Trees are easy to reason about and has a more efficient encoding for this library's common usage. For N children, the arrows of an equivalent DAG requires at least N arrows. In addition, these arrows must be arranged in a such way that the children becomes a total order. This is necessary to determine the order for every pair of children. By using a tree with ordered children, the memory required for arrows is zero, because the children are stored in an array anyway.

A left-child first traversal of a tree without shared nodes can be used to produce a topological order. However, building indices from traversal of a tree makes all indices of a right-child larger than the indices of a left-child. This moves nodes around more than desirable.

For forests, a tree traversal also requires an extra pass through all nodes. Here, the algorithm that sorts trees also works for forests without modification.

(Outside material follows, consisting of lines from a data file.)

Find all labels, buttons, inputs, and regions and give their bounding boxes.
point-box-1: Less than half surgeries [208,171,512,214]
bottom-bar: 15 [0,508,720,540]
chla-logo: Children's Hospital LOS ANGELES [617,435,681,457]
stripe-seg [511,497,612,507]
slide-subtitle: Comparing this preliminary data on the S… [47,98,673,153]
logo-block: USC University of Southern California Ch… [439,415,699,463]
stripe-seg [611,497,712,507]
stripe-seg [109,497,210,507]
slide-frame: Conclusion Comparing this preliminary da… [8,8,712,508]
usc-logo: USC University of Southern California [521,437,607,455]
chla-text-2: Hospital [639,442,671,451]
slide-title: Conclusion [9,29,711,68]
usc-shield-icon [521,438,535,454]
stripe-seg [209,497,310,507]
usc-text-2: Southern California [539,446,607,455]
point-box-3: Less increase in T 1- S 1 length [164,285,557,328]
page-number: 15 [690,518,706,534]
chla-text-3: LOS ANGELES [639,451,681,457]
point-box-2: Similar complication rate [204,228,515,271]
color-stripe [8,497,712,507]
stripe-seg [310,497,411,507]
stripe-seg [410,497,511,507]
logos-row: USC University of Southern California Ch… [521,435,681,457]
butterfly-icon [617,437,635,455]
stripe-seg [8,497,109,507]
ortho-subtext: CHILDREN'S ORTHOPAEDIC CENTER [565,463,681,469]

A topological sort of a tree has the property that if you push a new node at the end of the array storing the nodes, which node's parent is any existing node, then the new tree is topologically sorted. The same is not true for indices built from tree traversal.

Functions

sort	Performs in-memory topological sort on a tree where order is determined by every child being greater than their parent, and every sibling being greater than previous siblings.
sort_dag	The same algorithm as `sort`, but for Directed Acyclic Graphs (DAGs), encoded as trees with shared nodes.